Shame burns first, spreading through my chest until it’s hard to breathe. Then comes the disgust, curling through my stomach like poison.
But the worst part is the guilt. It comes with the constant reminder that none of this would have happened if I hadn’t opened the door in the first place.
She only ever had access to us because I gave it to her.
And now Ceci and the kids are the ones bleeding for it. I destroyed the foundation that held us together. All of it for nothing.
There isn’t an apology in the world that could absolve me of that kind of sin.
“Ceci,” I manage, my throat dry. “I know my word doesn’t mean anything to you anymore.”

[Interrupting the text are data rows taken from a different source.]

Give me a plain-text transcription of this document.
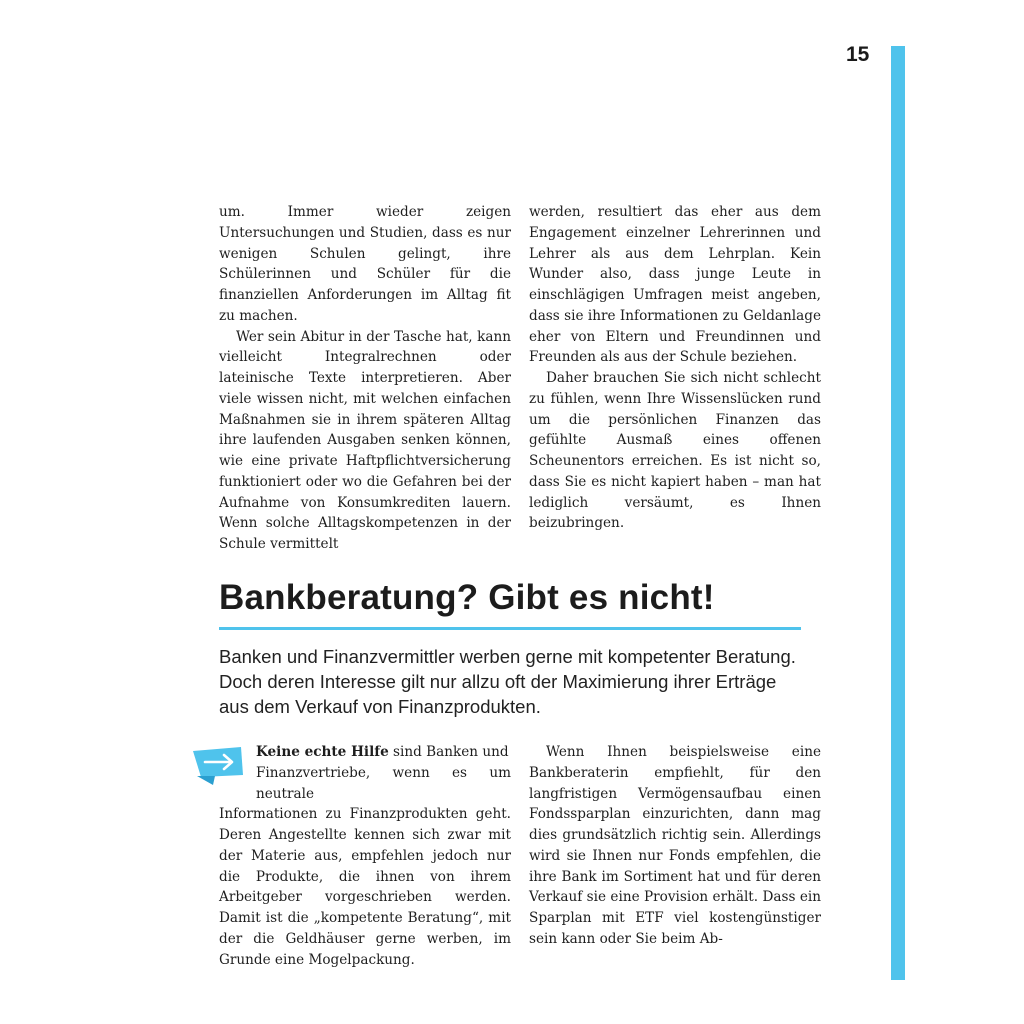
15

um. Immer wieder zeigen Untersuchungen und Studien, dass es nur wenigen Schulen gelingt, ihre Schülerinnen und Schüler für die finanziellen Anforderungen im Alltag fit zu machen.

Wer sein Abitur in der Tasche hat, kann vielleicht Integralrechnen oder lateinische Texte interpretieren. Aber viele wissen nicht, mit welchen einfachen Maßnahmen sie in ihrem späteren Alltag ihre laufenden Ausgaben senken können, wie eine private Haftpflichtversicherung funktioniert oder wo die Gefahren bei der Aufnahme von Konsumkrediten lauern. Wenn solche Alltagskompetenzen in der Schule vermittelt

werden, resultiert das eher aus dem Engagement einzelner Lehrerinnen und Lehrer als aus dem Lehrplan. Kein Wunder also, dass junge Leute in einschlägigen Umfragen meist angeben, dass sie ihre Informationen zu Geldanlage eher von Eltern und Freundinnen und Freunden als aus der Schule beziehen.

Daher brauchen Sie sich nicht schlecht zu fühlen, wenn Ihre Wissenslücken rund um die persönlichen Finanzen das gefühlte Ausmaß eines offenen Scheunentors erreichen. Es ist nicht so, dass Sie es nicht kapiert haben – man hat lediglich versäumt, es Ihnen beizubringen.

Bankberatung? Gibt es nicht!

Banken und Finanzvermittler werben gerne mit kompetenter Beratung. Doch deren Interesse gilt nur allzu oft der Maximierung ihrer Erträge aus dem Verkauf von Finanzprodukten.

Keine echte Hilfe sind Banken und
Finanzvertriebe, wenn es um neutrale
Informationen zu Finanzprodukten geht. Deren Angestellte kennen sich zwar mit der Materie aus, empfehlen jedoch nur die Produkte, die ihnen von ihrem Arbeitgeber vorgeschrieben werden. Damit ist die „kompetente Beratung“, mit der die Geldhäuser gerne werben, im Grunde eine Mogelpackung.

Wenn Ihnen beispielsweise eine Bankberaterin empfiehlt, für den langfristigen Vermögensaufbau einen Fondssparplan einzurichten, dann mag dies grundsätzlich richtig sein. Allerdings wird sie Ihnen nur Fonds empfehlen, die ihre Bank im Sortiment hat und für deren Verkauf sie eine Provision erhält. Dass ein Sparplan mit ETF viel kostengünstiger sein kann oder Sie beim Ab-
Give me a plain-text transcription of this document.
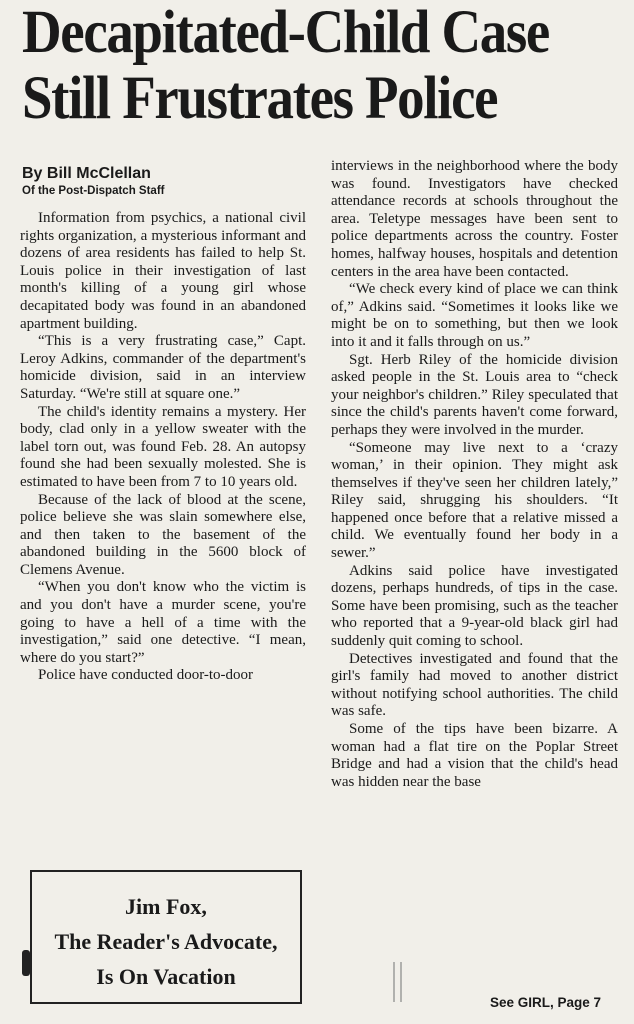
Decapitated-Child Case
Still Frustrates Police
By Bill McClellan
Of the Post-Dispatch Staff

Information from psychics, a national civil rights organization, a mysterious informant and dozens of area residents has failed to help St. Louis police in their investigation of last month's killing of a young girl whose decapitated body was found in an abandoned apartment building.

“This is a very frustrating case,” Capt. Leroy Adkins, commander of the department's homicide division, said in an interview Saturday. “We're still at square one.”

The child's identity remains a mystery. Her body, clad only in a yellow sweater with the label torn out, was found Feb. 28. An autopsy found she had been sexually molested. She is estimated to have been from 7 to 10 years old.

Because of the lack of blood at the scene, police believe she was slain somewhere else, and then taken to the basement of the abandoned building in the 5600 block of Clemens Avenue.

“When you don't know who the victim is and you don't have a murder scene, you're going to have a hell of a time with the investigation,” said one detective. “I mean, where do you start?”

Police have conducted door-to-door

interviews in the neighborhood where the body was found. Investigators have checked attendance records at schools throughout the area. Teletype messages have been sent to police departments across the country. Foster homes, halfway houses, hospitals and detention centers in the area have been contacted.

“We check every kind of place we can think of,” Adkins said. “Sometimes it looks like we might be on to something, but then we look into it and it falls through on us.”

Sgt. Herb Riley of the homicide division asked people in the St. Louis area to “check your neighbor's children.” Riley speculated that since the child's parents haven't come forward, perhaps they were involved in the murder.

“Someone may live next to a ‘crazy woman,’ in their opinion. They might ask themselves if they've seen her children lately,” Riley said, shrugging his shoulders. “It happened once before that a relative missed a child. We eventually found her body in a sewer.”

Adkins said police have investigated dozens, perhaps hundreds, of tips in the case. Some have been promising, such as the teacher who reported that a 9-year-old black girl had suddenly quit coming to school.

Detectives investigated and found that the girl's family had moved to another district without notifying school authorities. The child was safe.

Some of the tips have been bizarre. A woman had a flat tire on the Poplar Street Bridge and had a vision that the child's head was hidden near the base

Jim Fox,
The Reader's Advocate,
Is On Vacation
See GIRL, Page 7
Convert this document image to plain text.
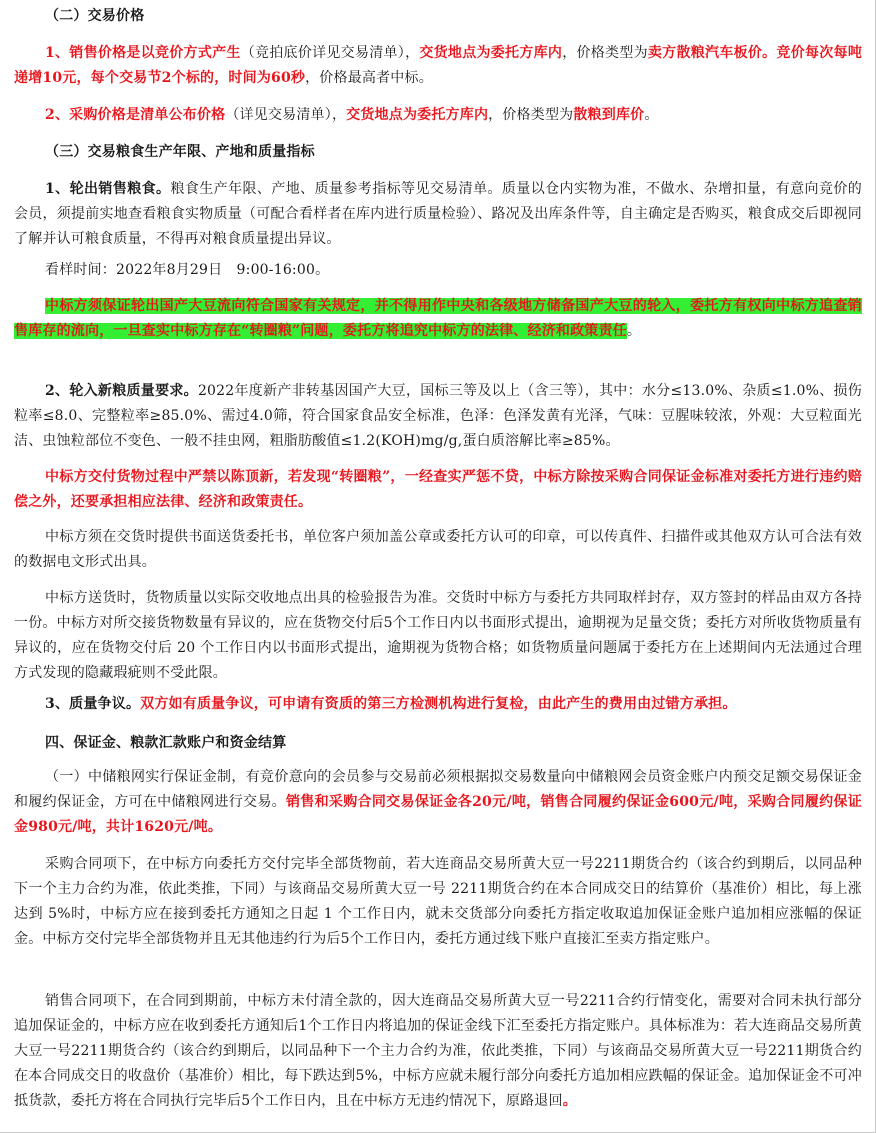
（二）交易价格

1、销售价格是以竞价方式产生（竞拍底价详见交易清单），交货地点为委托方库内，价格类型为卖方散粮汽车板价。竞价每次每吨递增10元，每个交易节2个标的，时间为60秒，价格最高者中标。

2、采购价格是清单公布价格（详见交易清单），交货地点为委托方库内，价格类型为散粮到库价。

（三）交易粮食生产年限、产地和质量指标

1、轮出销售粮食。粮食生产年限、产地、质量参考指标等见交易清单。质量以仓内实物为准，不做水、杂增扣量，有意向竞价的会员，须提前实地查看粮食实物质量（可配合看样者在库内进行质量检验）、路况及出库条件等，自主确定是否购买，粮食成交后即视同了解并认可粮食质量，不得再对粮食质量提出异议。

看样时间：2022年8月29日　9:00-16:00。

中标方须保证轮出国产大豆流向符合国家有关规定，并不得用作中央和各级地方储备国产大豆的轮入，委托方有权向中标方追查销售库存的流向，一旦查实中标方存在“转圈粮”问题，委托方将追究中标方的法律、经济和政策责任。

2、轮入新粮质量要求。2022年度新产非转基因国产大豆，国标三等及以上（含三等），其中：水分≤13.0%、杂质≤1.0%、损伤粒率≤8.0、完整粒率≥85.0%、需过4.0筛，符合国家食品安全标准，色泽：色泽发黄有光泽，气味：豆腥味较浓，外观：大豆粒面光洁、虫蚀粒部位不变色、一般不挂虫网，粗脂肪酸值≤1.2(KOH)mg/g,蛋白质溶解比率≥85%。

中标方交付货物过程中严禁以陈顶新，若发现“转圈粮”，一经查实严惩不贷，中标方除按采购合同保证金标准对委托方进行违约赔偿之外，还要承担相应法律、经济和政策责任。

中标方须在交货时提供书面送货委托书，单位客户须加盖公章或委托方认可的印章，可以传真件、扫描件或其他双方认可合法有效的数据电文形式出具。

中标方送货时，货物质量以实际交收地点出具的检验报告为准。交货时中标方与委托方共同取样封存，双方签封的样品由双方各持一份。中标方对所交接货物数量有异议的，应在货物交付后5个工作日内以书面形式提出，逾期视为足量交货；委托方对所收货物质量有异议的，应在货物交付后 20 个工作日内以书面形式提出，逾期视为货物合格；如货物质量问题属于委托方在上述期间内无法通过合理方式发现的隐藏瑕疵则不受此限。

3、质量争议。双方如有质量争议，可申请有资质的第三方检测机构进行复检，由此产生的费用由过错方承担。

四、保证金、粮款汇款账户和资金结算

（一）中储粮网实行保证金制，有竞价意向的会员参与交易前必须根据拟交易数量向中储粮网会员资金账户内预交足额交易保证金和履约保证金，方可在中储粮网进行交易。销售和采购合同交易保证金各20元/吨，销售合同履约保证金600元/吨，采购合同履约保证金980元/吨，共计1620元/吨。

采购合同项下，在中标方向委托方交付完毕全部货物前，若大连商品交易所黄大豆一号2211期货合约（该合约到期后，以同品种下一个主力合约为准，依此类推，下同）与该商品交易所黄大豆一号 2211期货合约在本合同成交日的结算价（基准价）相比，每上涨达到 5%时，中标方应在接到委托方通知之日起 1 个工作日内，就未交货部分向委托方指定收取追加保证金账户追加相应涨幅的保证金。中标方交付完毕全部货物并且无其他违约行为后5个工作日内，委托方通过线下账户直接汇至卖方指定账户。

销售合同项下，在合同到期前，中标方未付清全款的，因大连商品交易所黄大豆一号2211合约行情变化，需要对合同未执行部分追加保证金的，中标方应在收到委托方通知后1个工作日内将追加的保证金线下汇至委托方指定账户。具体标准为：若大连商品交易所黄大豆一号2211期货合约（该合约到期后，以同品种下一个主力合约为准，依此类推，下同）与该商品交易所黄大豆一号2211期货合约在本合同成交日的收盘价（基准价）相比，每下跌达到5%，中标方应就未履行部分向委托方追加相应跌幅的保证金。追加保证金不可冲抵货款，委托方将在合同执行完毕后5个工作日内，且在中标方无违约情况下，原路退回。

I stop, trying to steady my voice, but it comes out cracked anyway. “But I swear to you—I won’t let her hurt you or the kids again.”
Silence.
Then a soft, hollow, “Okay.”
And the line goes dead.
For a moment, I just stand there, phone clutched in my hand, staring at nothing.
I send a quick text to Jonathan:
Me: Keep leading the meeting. Family emergency.
I don’t wait for his reply.
I’m already moving fast, almost running down the corridor that leads back to my office. I hear the slap of my shoes against the marble, the uneven sound of my breathing.
By the time I reach my office, my hands are shaking. I grab my car keys from the desk and head straight for the elevator.
When the doors slide shut, I catch my reflection in the mirrored panel. All I see is the face of a man who’s nowhere near done paying for his sins.
I can’t wrap my mind around the fact that Philip had an affair. I always saw him as an example, the kind of man I wanted to become.
And to find out he had an affair that lasted almost a year?
Ironically, it makes us alike. The length doesn’t matter, not when both of us made the same choice.
To betray the vows we made. To betray the people we swore to protect.
I want to believe it’s a lie, another twisted way for Maya to inflict pain on the people I love because I finally rejected her. But by the time I park, it’s getting harder and harder to believe that. My pulse is pounding so violently it drowns out everything else.
I get out and head straight for the building. The doorman barely looks up and doesn’t say a word, which can only mean my access is still active.
As I cross the lobby, disgust floods through me, not just for her, but for myself.
For every time I’ve walked this same path, pressed this same elevator button, knocked on that same wooden door, carrying deceit in my hands and arrogance in my breath.
Every step feels heavier now. Each one is a reminder of how easily I sold pieces of my integrity and called it control.
When I knock, the sound is hard, almost violent.
Maya opens the door almost immediately, one heel on, the other abandoned by her feet. Getting comfortable at home again, after tearing mine apart.
I push the door open and step inside without a word.
She slips off the other shoe, turns to face me.